Figure 1: Gross income growth for multifamily and PBSA investments

Source: CBRE Research

Both PBSA and multifamily benefit from the ability to regularly reset rents. For PBSA, this is in line with the academic year, but it fluctuates dynamically during the lease-up cycle based on student demand. In contrast, multifamily schemes see rent changes throughout the year due to a combination of new lets and renewals. This rent-setting process allows multifamily to more closely track UK inflation in real-time. Both sectors have also benefitted from acute demand and supply imbalances, which we expect to continue into 2025. These imbalances have led rental growth to match or exceed inflation in recent years, albeit rental growth is cooling.

Meanwhile, our indices show that stabilised schemes in both subsectors have had a similar and stable ratio of net to gross income over the last three years, with an average net to gross ratio of 74% for multifamily assets and 75-76% for PBSA assets. This has resulted in similar rates of net and gross income growth, despite the challenges of higher inflation in recent years.

What about the impact of rising interest rates on living sector investments?

This has affected pricing for almost all types of real estate since 2022, with increases in yields putting downward pressure on capital values. According to our indices, Multifamily yields rose by 66bps, while PBSA yields rose by 50bps in the two years to September 2024. Figure 2 shows that these changes in isolation would have led multifamily capital values to fall by 15% and PBSA values to fall by 10% – but for the positive impact of rising income over this period.

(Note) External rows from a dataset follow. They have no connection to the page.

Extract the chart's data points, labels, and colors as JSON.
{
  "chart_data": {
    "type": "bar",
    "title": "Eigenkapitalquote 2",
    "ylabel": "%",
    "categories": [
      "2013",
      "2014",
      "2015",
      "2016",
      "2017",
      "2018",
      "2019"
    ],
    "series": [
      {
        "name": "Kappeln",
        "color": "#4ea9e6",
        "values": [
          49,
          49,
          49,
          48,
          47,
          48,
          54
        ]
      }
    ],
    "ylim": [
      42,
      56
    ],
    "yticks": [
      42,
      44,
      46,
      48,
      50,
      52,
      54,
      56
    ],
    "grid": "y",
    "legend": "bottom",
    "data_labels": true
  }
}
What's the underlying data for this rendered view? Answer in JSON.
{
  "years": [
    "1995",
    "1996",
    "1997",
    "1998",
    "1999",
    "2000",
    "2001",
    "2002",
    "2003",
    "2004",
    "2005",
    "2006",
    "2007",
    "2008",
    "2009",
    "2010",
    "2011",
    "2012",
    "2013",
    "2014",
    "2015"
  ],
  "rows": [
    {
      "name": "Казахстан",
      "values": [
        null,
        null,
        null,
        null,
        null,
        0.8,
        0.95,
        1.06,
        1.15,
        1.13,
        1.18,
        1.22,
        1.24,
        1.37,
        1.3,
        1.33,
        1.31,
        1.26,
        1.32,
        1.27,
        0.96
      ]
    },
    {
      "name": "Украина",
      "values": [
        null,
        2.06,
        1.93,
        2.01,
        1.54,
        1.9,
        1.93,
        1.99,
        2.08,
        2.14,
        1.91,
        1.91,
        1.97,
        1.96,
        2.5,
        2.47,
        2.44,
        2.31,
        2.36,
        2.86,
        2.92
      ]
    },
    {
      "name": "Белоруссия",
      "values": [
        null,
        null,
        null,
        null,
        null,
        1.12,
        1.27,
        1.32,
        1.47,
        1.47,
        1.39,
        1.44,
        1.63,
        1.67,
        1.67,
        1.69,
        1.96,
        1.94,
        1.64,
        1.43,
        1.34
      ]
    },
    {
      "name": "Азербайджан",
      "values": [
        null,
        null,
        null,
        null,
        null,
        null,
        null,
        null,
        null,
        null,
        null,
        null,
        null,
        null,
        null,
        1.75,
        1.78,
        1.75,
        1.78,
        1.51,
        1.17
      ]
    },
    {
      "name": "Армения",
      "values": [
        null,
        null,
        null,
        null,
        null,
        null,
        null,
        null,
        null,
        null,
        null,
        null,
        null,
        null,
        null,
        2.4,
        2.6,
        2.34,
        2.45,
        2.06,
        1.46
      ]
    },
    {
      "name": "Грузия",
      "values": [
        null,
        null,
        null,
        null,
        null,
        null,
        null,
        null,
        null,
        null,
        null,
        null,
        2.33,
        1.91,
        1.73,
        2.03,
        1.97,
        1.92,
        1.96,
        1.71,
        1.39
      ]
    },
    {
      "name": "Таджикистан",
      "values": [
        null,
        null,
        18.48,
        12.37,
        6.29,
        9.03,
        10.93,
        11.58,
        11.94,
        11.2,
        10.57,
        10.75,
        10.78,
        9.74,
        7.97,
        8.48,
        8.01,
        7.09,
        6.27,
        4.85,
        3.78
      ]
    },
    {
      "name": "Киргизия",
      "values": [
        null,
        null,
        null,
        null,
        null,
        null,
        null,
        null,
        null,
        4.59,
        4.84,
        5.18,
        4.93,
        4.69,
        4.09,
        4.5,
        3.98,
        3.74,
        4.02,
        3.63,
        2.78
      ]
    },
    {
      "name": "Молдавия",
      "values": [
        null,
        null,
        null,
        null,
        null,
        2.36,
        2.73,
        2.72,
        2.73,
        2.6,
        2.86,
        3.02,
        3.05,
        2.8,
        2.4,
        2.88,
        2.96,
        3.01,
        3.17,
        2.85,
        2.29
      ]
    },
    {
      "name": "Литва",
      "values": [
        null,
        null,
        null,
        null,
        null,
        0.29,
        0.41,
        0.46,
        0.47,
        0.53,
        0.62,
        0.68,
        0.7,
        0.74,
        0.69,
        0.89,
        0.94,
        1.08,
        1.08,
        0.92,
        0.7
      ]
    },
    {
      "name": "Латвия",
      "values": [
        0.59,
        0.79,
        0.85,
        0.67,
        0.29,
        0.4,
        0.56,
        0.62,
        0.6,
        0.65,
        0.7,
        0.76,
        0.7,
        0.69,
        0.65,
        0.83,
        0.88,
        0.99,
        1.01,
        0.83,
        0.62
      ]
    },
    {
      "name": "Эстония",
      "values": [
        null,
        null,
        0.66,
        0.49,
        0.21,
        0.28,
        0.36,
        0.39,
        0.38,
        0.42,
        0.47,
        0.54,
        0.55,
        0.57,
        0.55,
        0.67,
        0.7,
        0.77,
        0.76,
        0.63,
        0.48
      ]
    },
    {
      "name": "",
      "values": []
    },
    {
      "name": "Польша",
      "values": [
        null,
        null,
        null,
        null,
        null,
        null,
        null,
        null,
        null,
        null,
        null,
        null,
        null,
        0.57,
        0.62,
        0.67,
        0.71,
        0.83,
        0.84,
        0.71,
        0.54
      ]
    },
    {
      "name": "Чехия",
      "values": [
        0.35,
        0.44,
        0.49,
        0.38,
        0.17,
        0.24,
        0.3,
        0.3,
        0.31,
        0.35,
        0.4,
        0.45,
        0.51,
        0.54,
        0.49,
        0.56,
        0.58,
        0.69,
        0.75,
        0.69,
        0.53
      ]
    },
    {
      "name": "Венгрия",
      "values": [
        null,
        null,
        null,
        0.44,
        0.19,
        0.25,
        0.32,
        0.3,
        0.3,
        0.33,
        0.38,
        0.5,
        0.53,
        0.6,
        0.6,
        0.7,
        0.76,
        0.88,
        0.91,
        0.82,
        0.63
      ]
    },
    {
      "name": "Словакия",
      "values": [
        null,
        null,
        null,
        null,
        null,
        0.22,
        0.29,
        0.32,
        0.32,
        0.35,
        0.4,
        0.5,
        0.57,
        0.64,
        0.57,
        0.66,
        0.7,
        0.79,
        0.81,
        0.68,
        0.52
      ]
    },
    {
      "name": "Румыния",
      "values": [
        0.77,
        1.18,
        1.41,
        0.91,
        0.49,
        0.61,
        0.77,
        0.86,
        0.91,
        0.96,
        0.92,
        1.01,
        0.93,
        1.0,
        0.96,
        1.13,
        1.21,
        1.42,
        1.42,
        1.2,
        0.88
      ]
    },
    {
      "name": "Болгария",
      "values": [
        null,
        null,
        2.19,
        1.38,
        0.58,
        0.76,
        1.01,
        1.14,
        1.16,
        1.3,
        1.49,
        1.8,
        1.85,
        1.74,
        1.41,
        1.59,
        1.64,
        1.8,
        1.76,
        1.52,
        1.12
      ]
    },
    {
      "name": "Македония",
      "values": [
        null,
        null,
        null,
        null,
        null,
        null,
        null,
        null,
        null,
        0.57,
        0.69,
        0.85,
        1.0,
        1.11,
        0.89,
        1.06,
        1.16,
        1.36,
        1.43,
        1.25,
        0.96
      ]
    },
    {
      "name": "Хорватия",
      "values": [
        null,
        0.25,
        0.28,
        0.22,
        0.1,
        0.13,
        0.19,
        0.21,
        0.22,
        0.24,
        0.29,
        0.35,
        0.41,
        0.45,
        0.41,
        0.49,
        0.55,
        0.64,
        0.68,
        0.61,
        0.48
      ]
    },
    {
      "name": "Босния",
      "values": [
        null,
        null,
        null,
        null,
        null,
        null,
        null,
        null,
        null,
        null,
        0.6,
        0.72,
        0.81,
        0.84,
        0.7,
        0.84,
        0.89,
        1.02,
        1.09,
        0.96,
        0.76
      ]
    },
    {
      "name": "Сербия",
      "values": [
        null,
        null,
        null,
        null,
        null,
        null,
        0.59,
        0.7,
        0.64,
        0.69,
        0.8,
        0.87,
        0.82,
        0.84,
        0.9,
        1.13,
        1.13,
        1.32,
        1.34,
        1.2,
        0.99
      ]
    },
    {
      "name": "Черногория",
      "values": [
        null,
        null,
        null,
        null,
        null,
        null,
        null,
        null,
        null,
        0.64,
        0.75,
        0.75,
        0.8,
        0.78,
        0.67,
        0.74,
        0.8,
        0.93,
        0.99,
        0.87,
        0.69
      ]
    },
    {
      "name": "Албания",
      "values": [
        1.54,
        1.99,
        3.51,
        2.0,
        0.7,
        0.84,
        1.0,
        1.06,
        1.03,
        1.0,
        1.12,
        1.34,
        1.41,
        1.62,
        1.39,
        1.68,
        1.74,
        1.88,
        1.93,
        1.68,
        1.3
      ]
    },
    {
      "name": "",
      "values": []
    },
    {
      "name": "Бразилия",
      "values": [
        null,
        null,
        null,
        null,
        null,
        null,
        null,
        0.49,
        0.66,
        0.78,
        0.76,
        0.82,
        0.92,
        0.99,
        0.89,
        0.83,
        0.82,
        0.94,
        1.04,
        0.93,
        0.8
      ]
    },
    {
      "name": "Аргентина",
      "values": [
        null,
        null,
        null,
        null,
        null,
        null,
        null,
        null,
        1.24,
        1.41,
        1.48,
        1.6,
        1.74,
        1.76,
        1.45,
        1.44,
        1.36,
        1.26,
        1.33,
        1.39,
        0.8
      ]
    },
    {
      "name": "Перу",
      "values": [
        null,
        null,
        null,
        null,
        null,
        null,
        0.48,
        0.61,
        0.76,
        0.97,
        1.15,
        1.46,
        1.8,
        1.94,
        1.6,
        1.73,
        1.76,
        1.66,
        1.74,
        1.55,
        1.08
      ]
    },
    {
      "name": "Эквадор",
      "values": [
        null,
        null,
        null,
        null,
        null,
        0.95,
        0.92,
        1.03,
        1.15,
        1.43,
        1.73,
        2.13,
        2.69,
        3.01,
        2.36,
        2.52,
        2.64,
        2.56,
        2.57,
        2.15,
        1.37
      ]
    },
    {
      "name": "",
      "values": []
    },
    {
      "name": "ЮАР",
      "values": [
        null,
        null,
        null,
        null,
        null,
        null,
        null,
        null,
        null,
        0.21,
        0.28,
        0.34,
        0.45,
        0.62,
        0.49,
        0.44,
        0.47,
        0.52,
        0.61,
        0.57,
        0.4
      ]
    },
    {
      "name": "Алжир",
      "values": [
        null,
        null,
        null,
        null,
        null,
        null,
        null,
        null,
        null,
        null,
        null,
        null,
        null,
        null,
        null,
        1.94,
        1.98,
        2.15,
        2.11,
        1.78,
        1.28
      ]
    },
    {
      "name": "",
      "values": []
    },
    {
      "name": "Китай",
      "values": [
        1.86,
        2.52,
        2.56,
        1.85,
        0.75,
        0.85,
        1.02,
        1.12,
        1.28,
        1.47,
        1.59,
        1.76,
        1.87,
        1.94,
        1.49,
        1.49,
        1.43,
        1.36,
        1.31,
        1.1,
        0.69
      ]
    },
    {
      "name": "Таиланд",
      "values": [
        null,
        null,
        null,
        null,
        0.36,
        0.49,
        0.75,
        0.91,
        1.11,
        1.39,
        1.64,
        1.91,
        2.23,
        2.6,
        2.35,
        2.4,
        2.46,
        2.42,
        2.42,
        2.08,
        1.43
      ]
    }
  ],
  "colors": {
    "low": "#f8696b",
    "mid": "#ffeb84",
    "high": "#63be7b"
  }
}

Figure 2: Impact of yield movements on multifamily and PBSA investments

Source: CBRE Research
Note: Commercial property figures based on CBRE UK Monthly Index

Despite this, rising yields did not have as large an effect as in the commercial real estate sector. There, rising interest rates, higher borrowing costs, and denominator effects in portfolios of multi-asset investors led yields to rise by 140bps in this period (based on assets in the CBRE UK Monthly Index). This rise was not mitigated to the same degree by increases in income, so capital values fell more steeply. However, it appears that the most challenging period is behind us for all real estate sectors, with the prospect of increased capital flows and further interest rate cuts as we move through 2025.

Figure 3 shows how capital values have been changing, demonstrating the resilience of living sector investments to capital market conditions in recent years. PBSA capital values continued to increase in the two years to September 2024, rising by 6.5%. In comparison, multifamily capital values declined by 4.8%, but this was still better than the 18% fall for commercial real estate. However, in addition to yields softening, capital values in both multifamily and PBSA were affected negatively by the removal of Multiple Dwellings Relief in England from 1 June 2024.

Figure 3: Capital value changes for multifamily and PBSA investments

Source: CBRE Research
Note: Commercial property figures based on CBRE UK Monthly Index 

While the deeper decline in commercial real estate might be followed by a sharper rebound, we anticipate that the living sector will continue to perform well for UK real estate investors. This reflects the demand-supply imbalance that still exists for good quality rental accommodation in the UK, both in the private rental and student markets. Market conditions are driving up the numbers of renters due to the challenges homebuyers face in raising deposits and affording mortgage payments now interest rates have risen. Higher mortgage rates, along with factors such as taxation and regulation, are also leading individual private landlords to exit the market.

Therefore, we anticipate sustained demand from renters for professionally managed stock. Meanwhile, headwinds from the regulatory framework (such as second staircores), onerous planning policy, and the cost of construction present challenges for bringing forward new supply. This will likely lead the supply-demand imbalance to persist. We also anticipate continued investor interest, not least from institutional investors seeking to raise exposure to the living sector given the inflation protection that these investments have historically provided.